May 14th, 2006 at 02:01pm
New copyright laws are set to be passed in Australia which will legelly allow people to copy music to MP3 players, record television and radio programmes, and even dub VHS tapes on to DVD, provided that it is done for personal use.
The changes would also grant more copying powers to educational facilities for non-commercial use.
news.com.au has more on the story.
Home recordings to be made legal
From: The Sunday Telegraph
May 14, 2006
MUSIC fans will be able to legally record their CD collections onto iPods and MP3 players under a raft of proposed changes to Federal Government copyright laws.
Taping TV and radio programs and using copyright material for parody or satire will also be legalised as part of the reforms.
And in a move expected to be welcomed by artists, the Government plans to introduce new enforcement measures to combat piracy.
The changes are part of a major overhaul of copyright laws to be announced today by Attorney-General Philip Ruddock in response to millions of Australians who effectively break the law every time they reproduce copyright material for personal use.
The key changes relate to the recording of copyright material from CDs, audio tapes or vinyl records onto an MP3 player or home computer.
Under existing laws, people copying material risked being sued by the copyright owner.
For someone who had copied their entire CD collection onto an MP3 player, the damages could, theoretically, be in the thousands.

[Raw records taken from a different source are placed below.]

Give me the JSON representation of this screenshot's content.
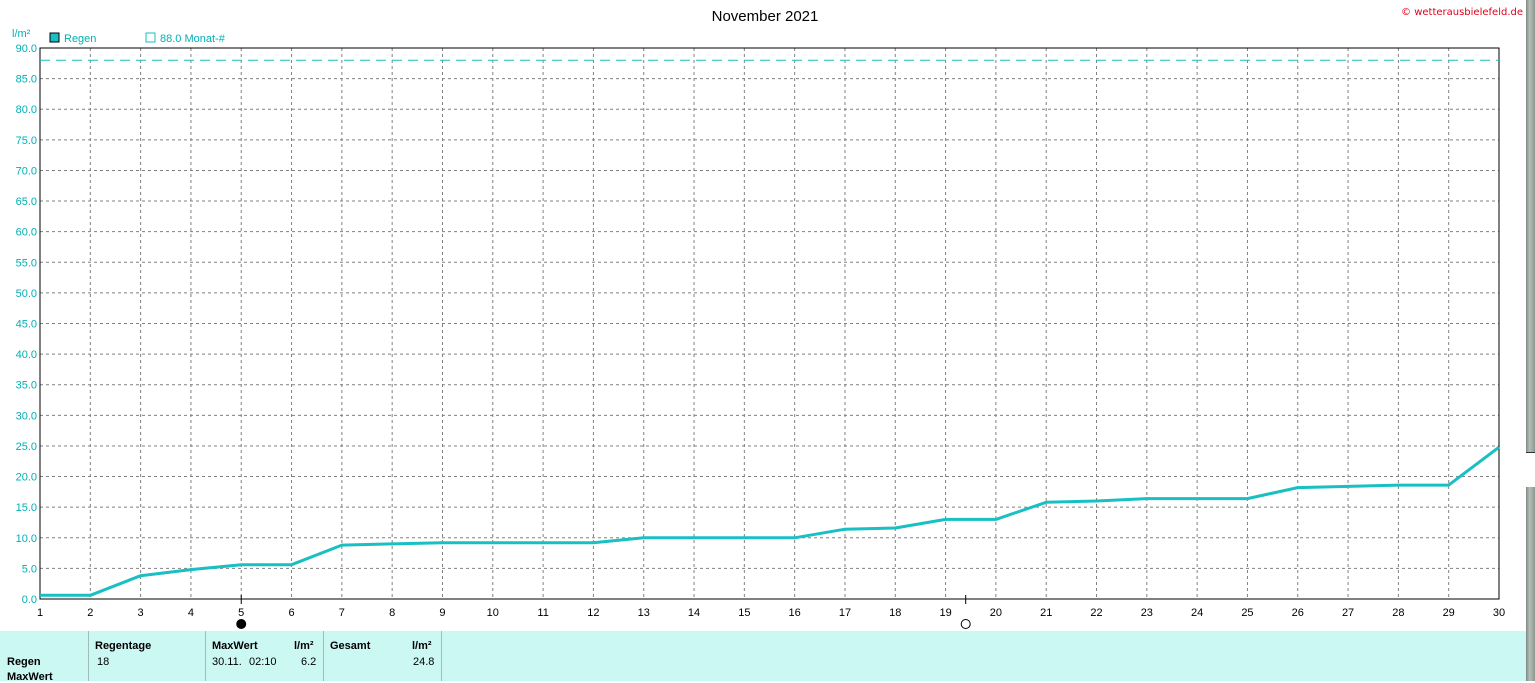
{
  "colors": {
    "series": "#18bfc3",
    "axis_text": "#00b0b4",
    "grid": "#808080",
    "copyright": "#e0001b",
    "stats_bg": "#ccf8f4"
  },
  "copyright": "© wetterausbielefeld.de",
  "moon_phases": [
    {
      "day": 5,
      "icon": "new-moon-icon"
    },
    {
      "day": 19.4,
      "icon": "full-moon-icon"
    }
  ],
  "chart_data": {
    "type": "line",
    "title": "November 2021",
    "ylabel": "l/m²",
    "xlabel": "",
    "x_ticks": [
      1,
      2,
      3,
      4,
      5,
      6,
      7,
      8,
      9,
      10,
      11,
      12,
      13,
      14,
      15,
      16,
      17,
      18,
      19,
      20,
      21,
      22,
      23,
      24,
      25,
      26,
      27,
      28,
      29,
      30
    ],
    "y_ticks": [
      "0.0",
      "5.0",
      "10.0",
      "15.0",
      "20.0",
      "25.0",
      "30.0",
      "35.0",
      "40.0",
      "45.0",
      "50.0",
      "55.0",
      "60.0",
      "65.0",
      "70.0",
      "75.0",
      "80.0",
      "85.0",
      "90.0"
    ],
    "xlim": [
      1,
      30
    ],
    "ylim": [
      0,
      90
    ],
    "grid": true,
    "legend": [
      "Regen",
      "88.0 Monat-#"
    ],
    "series": [
      {
        "name": "Regen",
        "x": [
          1,
          2,
          3,
          4,
          5,
          6,
          7,
          8,
          9,
          10,
          11,
          12,
          13,
          14,
          15,
          16,
          17,
          18,
          19,
          20,
          21,
          22,
          23,
          24,
          25,
          26,
          27,
          28,
          29,
          30
        ],
        "values": [
          0.6,
          0.6,
          3.8,
          4.8,
          5.6,
          5.6,
          8.8,
          9.0,
          9.2,
          9.2,
          9.2,
          9.2,
          10.0,
          10.0,
          10.0,
          10.0,
          11.4,
          11.6,
          13.0,
          13.0,
          15.8,
          16.0,
          16.4,
          16.4,
          16.4,
          18.2,
          18.4,
          18.6,
          18.6,
          24.8
        ]
      },
      {
        "name": "88.0 Monat-#",
        "x": [
          1,
          30
        ],
        "values": [
          88.0,
          88.0
        ],
        "style": "dashed"
      }
    ]
  },
  "stats": {
    "row_labels": [
      "Regen",
      "MaxWert"
    ],
    "regentage": {
      "header": "Regentage",
      "value": "18"
    },
    "maxwert": {
      "header": "MaxWert",
      "unit": "l/m²",
      "date": "30.11.",
      "time": "02:10",
      "value": "6.2"
    },
    "gesamt": {
      "header": "Gesamt",
      "unit": "l/m²",
      "value": "24.8"
    }
  }
}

The reforms will also mean people can legally dub old VHS cassettes onto a DVD. However, the Government is still reviewing whether to extend the exemption to recording DVDs onto other devices.
Other exemptions will relate to the use of copyright material for non-commercial purposes by schools, universities and libraries.
The Government wants to crack down on those who are using the material to make a profit or causing significant losses by distributing other people’s property.
The new penalties will include on-the-spot fines, while the Government will also make it easier to establish copyright piracy in legal cases.
The announcement has been made, and seems to be more or less what was said above, however one thing stands out at me, and that is that the statutory cap on licence fees for recordings played on the radio has been removed. I haven’t checked the exact details of this, but if it is as it sounds, then this will mean radio stations may face higher costs. Whether or not advertisers will be willing to cover the excess is a mystery.
From The Age:
Govt eases digital copyright laws
May 14, 2006 – 5:49AM
Australians can legally record TV and radio programs and transfer material from compact discs to mp3 players under new copyright reforms.
Federal Attorney-General Philip Ruddock said the significant copyright reforms would make laws fairer for consumers and tougher on copyright pirates.
“Copyright is important and should be respected,” Mr Ruddock said.
“That is why the government is updating our laws to keep pace with technology.”
Under the new laws, it will now be legal for people to tape their favourite television or radio programs for viewing by family and friends.
But recordings must not be sold or hired nor played at school or to public audiences.
“These are commonsense amendments which will maintain Australia’s copyright laws as the best in the world for the benefit of our creators and other copyright owners,” Mr Ruddock said.
The reforms also legalise format-shifting of material including music, newspapers and books onto iPods or mp3 players.
Copyright material also will be able to be used for parody or satire.
Mr Ruddock said the laws would provide new enforcement measures to combat copyright piracy including on-the-spot fines, proceeds of crime remedies, a change in presumptions in litigation to make it easier to establish copyright piracy.
“Everyday consumers shouldn’t be treated like copyright pirates,” Mr Ruddock said.
The government also has removed the statutory cap on licence fees paid by radio broadcasters for using sound recordings.
“There is no reason why a statute should determine what the rate should be for music played on the radio,” Mr Ruddock said.
The Phonographic Performance Company of Australia (PPCA), which represents Australian recording artists and record labels, welcomed the new reforms.
PPCA chief executive Stephen Peach said the government should be congratulated on the decision to allow recording artists fairer returns on their music.
“We have felt strongly for some time that artists and labels were not receiving a fair return from commercial radio,” Mr Peach said.